Bu çelişki, onu bir aparat yapar: Kendi gemisinin amirali gibi hareket etse de rotası İngiltere merkezli küreselleşmeciler tarafından çizilmiştir. İnancı, ki varsa, bu rolü içselleştirmesini sağlar. Bir korsan kaptanı olarak ganimet toplar, ama liman hep kralındır. Sovyetler Birliği'nin çöküşü sonrası "demokrasi inşası" görevi, bu aparatlığın açık bir örneğidir: Finansman "Kara Çarşamba"dan gelir ki, 1992 kârı, STK'ların sermayesi oldu. Uygulama ABD'nin gücüyle desteklendi. Clinton dönemi bu vizyonu büyüttü, ama nihai hedef, İngiliz nüfuzunun yayılmasıdır. Soros, sıradan bir piyon değildir Kendi hırsı ve ideolojisiyle bu oyuna gönüllü katıldı. Derin nefret ve güçlü inanç onun korsan olarak seçilmesinde başat rol oynadı.
Sonuç: Kralın Modern Korsanı
Soros'un hayatı, Macaristan'daki zorlu çocukluğundan Londra'da ideolojik ve finansal temellerine, oradan ABD'nin küresel bir aktör oluşuna uzanan yolculuğu ve üç yüzü (finans, STK'lar, yolsuzlukla mücadele) onu kralın postmodern korsanı yapmaktadır.

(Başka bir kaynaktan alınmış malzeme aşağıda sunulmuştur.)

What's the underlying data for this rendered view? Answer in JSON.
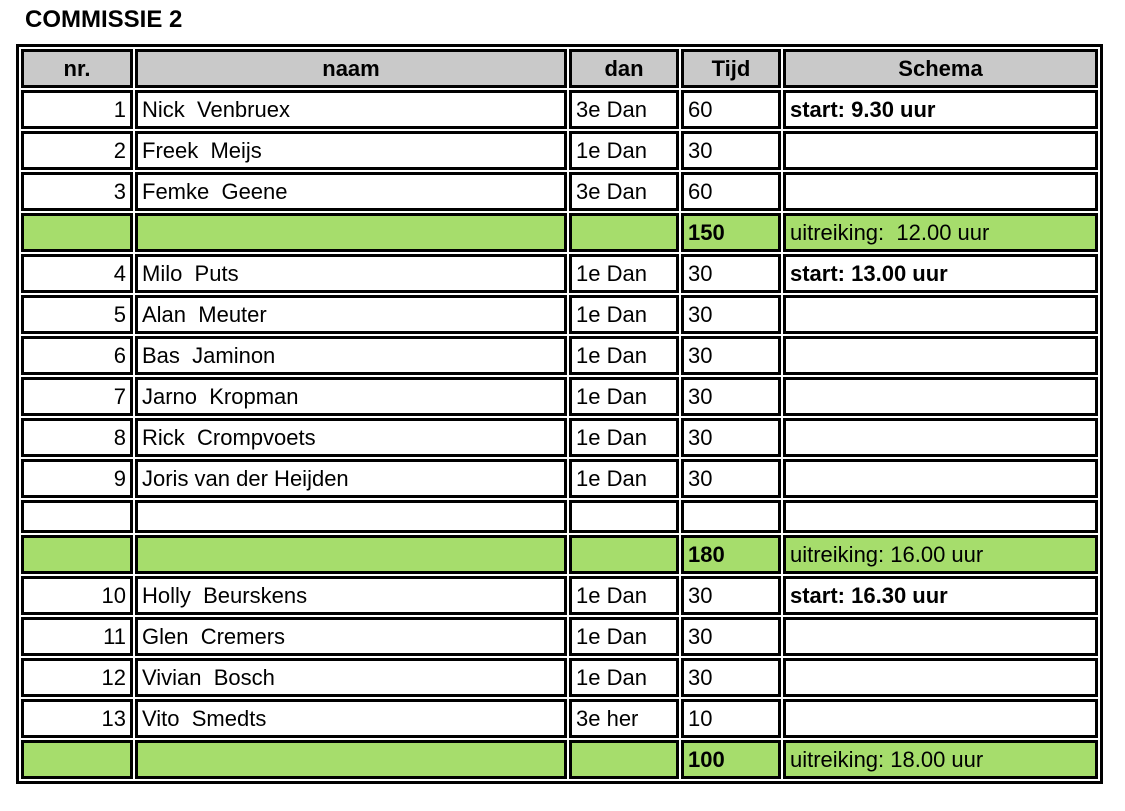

Tarihsel korsanlar gibi, finansal operasyonlarla kaos yaratır, döviz kurlarını çökertir, ekonomileri sarsar; STK'larla bu kaosu şekillendirir, rejimleri devirir, limanları ele geçirir; yolsuzlukla mücadeleyle meşruiyet sağlar, ganimeti krala sunar. Elit ağlarla ilişkisi, bu korsanlığın haritasını çizer: Kendi gemisini yönetir, ama filo İngiltere merkezli küreselleşmecilere aittir.
Ganimet, kralın hazinesine akar, cezalar Batı'ya gider, kaynaklar transfer edilir; limanlar, kralın bayrağıyla süslenir, milli devletler küresel sisteme teslim olur. Soros, modern dünyanın hem kaptanı hem amiralidir, kendi hırsı ve vizyonu gemisini yüzdürür, ama kralın gölgesinden asla çıkmaz. Tarihsel korsanlar kılıçla yağma yapardı; Soros ise finans, ideoloji ve ağlarla aynı oyunu oynadı ve kral, bu modern çağda, Londra'nın gölgeli elitleri olarak yaşamaya devam ediyor.
Soros ve bağlantılarının ABD devlet aygıtını da (NED, USAID gibi) kullanarak ördüğü ağların ortaya çıkarılarak, beslediği yapıların tasfiye edilmesi milli devletler için beka konusudur. Sü uyur “dış güçler” uyumaz. Uyumak ölmek demektir.